Un mozo de cuadras de Pemberley localizó a Charlie, a Angus y a Owen en Chapel-en-le-Frith, un pueblo tan antiguo como su nombre normando, y situado a poco camino de la región de las grutas, razón por la cual Charlie lo había elegido como lugar de descanso. Cuando el mozo los encontró, después de haber pasado un día entero en las cavernas bajo tierra, abandonaron sus planes y cabalgaron en dirección a casa.

Aparte de forjar una fuerte amistad, Charlie y Angus tenían en común el interés por las cuevas… un interés que Owen se negaba a compartir. Como su rechazo era más temor que desagrado, la presencia del galés se había convertido en un engorroso fastidio -así se lo dijeron los otros dos con toda franqueza-, especialmente cuando las grutas que exploraban eran más un túnel que una cámara. Así que Owen en raras ocasiones iba a las cavernas; prefería pasar el día en Pemberley, con las chicas Darcy. Con ellas al menos se sentía útil; podía montar a caballo con Georgie (¡a horcajadas!) ejercer como ingenuo crítico de arte de Susie, ayudar a Anne con sus clásicos y programar detenidamente con Cathy alguna broma descabellada para tener la seguridad de que la enviaban a la cama sin cenar. Por suerte para el tutor de Charlie, el día en que los fueron a buscar fue uno de aquéllos en que Owen los acompañó a una cueva. Había salido al amanecer de Pemberley y se había reunido con ellos a la hora del desayuno. Ahora regresaban juntos a Pemberley… ¡qué alivio!

Los tres estaban perplejos por la repentina convocatoria de Fitz. El mozo no sabía nada, y se le había ordenado que no volviera con ellos, lo cual le sentó muy bien a los tres… así podían especular en voz alta y en paz. De todo lo cual se podía deducir que no cabalgaron pensando en abstracciones, sino más bien con un ojo en cada cueva de cada colina o de cada desfiladero, de los cuales había muchos, aunque la mayoría no eran más que pequeñas oquedades. Angus había ideado un método mediante el cual no cometerían el error de explorar dos veces la misma cavidad; las que habían explorado se señalaban con un trapo rojo brillante en el exterior.

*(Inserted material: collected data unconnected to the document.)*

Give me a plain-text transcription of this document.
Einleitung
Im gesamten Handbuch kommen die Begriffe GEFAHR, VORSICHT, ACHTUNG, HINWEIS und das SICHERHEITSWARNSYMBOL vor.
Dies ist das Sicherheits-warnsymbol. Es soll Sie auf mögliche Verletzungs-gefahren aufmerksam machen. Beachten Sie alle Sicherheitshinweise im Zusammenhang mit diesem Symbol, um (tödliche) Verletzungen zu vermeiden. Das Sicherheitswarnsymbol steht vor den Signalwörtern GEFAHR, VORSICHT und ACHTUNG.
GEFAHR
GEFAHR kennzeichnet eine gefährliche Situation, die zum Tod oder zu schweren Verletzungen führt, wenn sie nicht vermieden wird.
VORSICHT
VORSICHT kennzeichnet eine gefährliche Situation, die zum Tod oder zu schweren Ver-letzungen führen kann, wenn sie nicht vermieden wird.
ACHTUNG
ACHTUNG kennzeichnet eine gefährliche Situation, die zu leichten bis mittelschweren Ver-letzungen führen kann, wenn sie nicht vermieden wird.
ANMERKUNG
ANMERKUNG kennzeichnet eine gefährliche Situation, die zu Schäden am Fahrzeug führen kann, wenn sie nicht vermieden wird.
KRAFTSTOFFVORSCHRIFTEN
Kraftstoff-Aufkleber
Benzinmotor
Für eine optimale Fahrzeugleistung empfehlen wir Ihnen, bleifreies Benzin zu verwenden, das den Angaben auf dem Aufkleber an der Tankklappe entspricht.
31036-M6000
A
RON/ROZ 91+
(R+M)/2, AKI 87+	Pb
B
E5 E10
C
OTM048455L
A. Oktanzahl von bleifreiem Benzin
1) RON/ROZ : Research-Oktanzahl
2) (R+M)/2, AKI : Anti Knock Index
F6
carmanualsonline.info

– Allí hay una sin señal -dijo Angus de repente-. ¡Vaya, ojalá tuviéramos mejores mapas! Le he escrito al general Mowbray para que me envíe mapas detallados del ejército, pero hasta ahora no he sabido nada de él. Lo cual probablemente significa que esos mapas simplemente no existen. -Marcó como pudo la cueva en su mapa, anotando el aspecto del terreno de los alrededores-. Se encuentra de algún modo fuera del camino que conduce a las otras cuevas, Charlie -dijo con aire inquieto.

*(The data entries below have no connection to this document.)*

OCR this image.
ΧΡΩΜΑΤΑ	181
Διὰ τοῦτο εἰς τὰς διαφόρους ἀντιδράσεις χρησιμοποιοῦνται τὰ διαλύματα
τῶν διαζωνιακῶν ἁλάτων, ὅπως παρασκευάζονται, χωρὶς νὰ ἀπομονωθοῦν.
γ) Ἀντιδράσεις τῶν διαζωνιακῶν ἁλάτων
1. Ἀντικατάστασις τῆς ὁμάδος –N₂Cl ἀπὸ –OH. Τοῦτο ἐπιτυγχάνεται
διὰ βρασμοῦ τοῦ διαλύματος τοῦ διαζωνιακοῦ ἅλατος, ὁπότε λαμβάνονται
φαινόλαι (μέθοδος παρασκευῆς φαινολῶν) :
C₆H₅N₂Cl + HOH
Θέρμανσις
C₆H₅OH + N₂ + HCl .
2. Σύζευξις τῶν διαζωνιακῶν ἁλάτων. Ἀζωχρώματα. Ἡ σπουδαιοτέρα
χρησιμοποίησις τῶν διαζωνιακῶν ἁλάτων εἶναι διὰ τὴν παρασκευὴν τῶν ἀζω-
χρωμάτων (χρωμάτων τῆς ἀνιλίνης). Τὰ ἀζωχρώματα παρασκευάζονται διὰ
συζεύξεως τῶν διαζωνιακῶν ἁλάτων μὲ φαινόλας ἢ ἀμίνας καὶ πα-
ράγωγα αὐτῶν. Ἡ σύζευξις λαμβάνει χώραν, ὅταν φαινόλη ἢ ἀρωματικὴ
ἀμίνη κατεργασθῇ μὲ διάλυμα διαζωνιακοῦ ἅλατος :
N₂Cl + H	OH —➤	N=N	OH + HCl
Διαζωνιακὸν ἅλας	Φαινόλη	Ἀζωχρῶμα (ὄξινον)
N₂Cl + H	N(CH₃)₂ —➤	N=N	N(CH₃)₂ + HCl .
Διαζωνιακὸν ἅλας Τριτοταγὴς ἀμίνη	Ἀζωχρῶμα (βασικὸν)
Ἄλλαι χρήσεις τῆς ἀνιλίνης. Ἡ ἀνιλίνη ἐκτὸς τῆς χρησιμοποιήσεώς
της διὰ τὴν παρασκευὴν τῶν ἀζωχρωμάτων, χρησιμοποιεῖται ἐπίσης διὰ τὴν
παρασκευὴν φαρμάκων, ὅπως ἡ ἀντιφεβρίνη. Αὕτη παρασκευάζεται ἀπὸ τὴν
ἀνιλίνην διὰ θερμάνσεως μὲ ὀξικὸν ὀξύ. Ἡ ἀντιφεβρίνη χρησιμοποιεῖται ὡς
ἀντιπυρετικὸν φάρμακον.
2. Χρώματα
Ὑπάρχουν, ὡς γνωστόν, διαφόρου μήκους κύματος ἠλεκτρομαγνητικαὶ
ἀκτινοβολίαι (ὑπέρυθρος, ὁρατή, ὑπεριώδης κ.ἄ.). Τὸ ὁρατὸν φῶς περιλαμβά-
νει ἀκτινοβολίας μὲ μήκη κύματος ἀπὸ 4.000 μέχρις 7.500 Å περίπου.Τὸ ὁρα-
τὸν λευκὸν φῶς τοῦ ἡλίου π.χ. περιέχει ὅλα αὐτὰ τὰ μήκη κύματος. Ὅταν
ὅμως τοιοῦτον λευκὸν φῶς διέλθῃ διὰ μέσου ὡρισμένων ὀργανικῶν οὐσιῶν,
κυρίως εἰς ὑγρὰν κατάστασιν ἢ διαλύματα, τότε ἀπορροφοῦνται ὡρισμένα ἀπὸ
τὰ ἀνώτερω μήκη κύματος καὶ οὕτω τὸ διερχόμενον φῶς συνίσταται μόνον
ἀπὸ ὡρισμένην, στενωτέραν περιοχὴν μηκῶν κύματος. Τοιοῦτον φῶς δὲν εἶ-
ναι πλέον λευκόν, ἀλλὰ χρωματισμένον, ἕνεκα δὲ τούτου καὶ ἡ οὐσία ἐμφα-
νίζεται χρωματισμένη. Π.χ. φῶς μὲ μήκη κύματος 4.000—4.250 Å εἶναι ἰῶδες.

– No te preocupes, Angus, entraremos en esa gruta en cuanto volvamos -le dijo Charlie en tono tranquilizador.

Angus no parecía muy dado a los juegos y a las bromas esos días, pensó Charlie. Tenía el pelo menos amelocotonado que de costumbre, y las arrugas de sus mejillas amenazaban con convertirse en grietas. Cualquier duda que hubiera tenido respecto a la profundidad de los sentimientos de Angus por su tía Mary se habían desvanecido; estaba enamorado hasta los tuétanos y casi enloquecido por la preocupación. Ya habían transcurrido más de cinco semanas y no había el menor rastro de ella. Si estuviera aún viva, tendría que estar en alguna de aquellas cuevas. Desde luego, también podría haberse esfumado y estar a muchos cientos de millas lejos de allí, pero…¿por qué?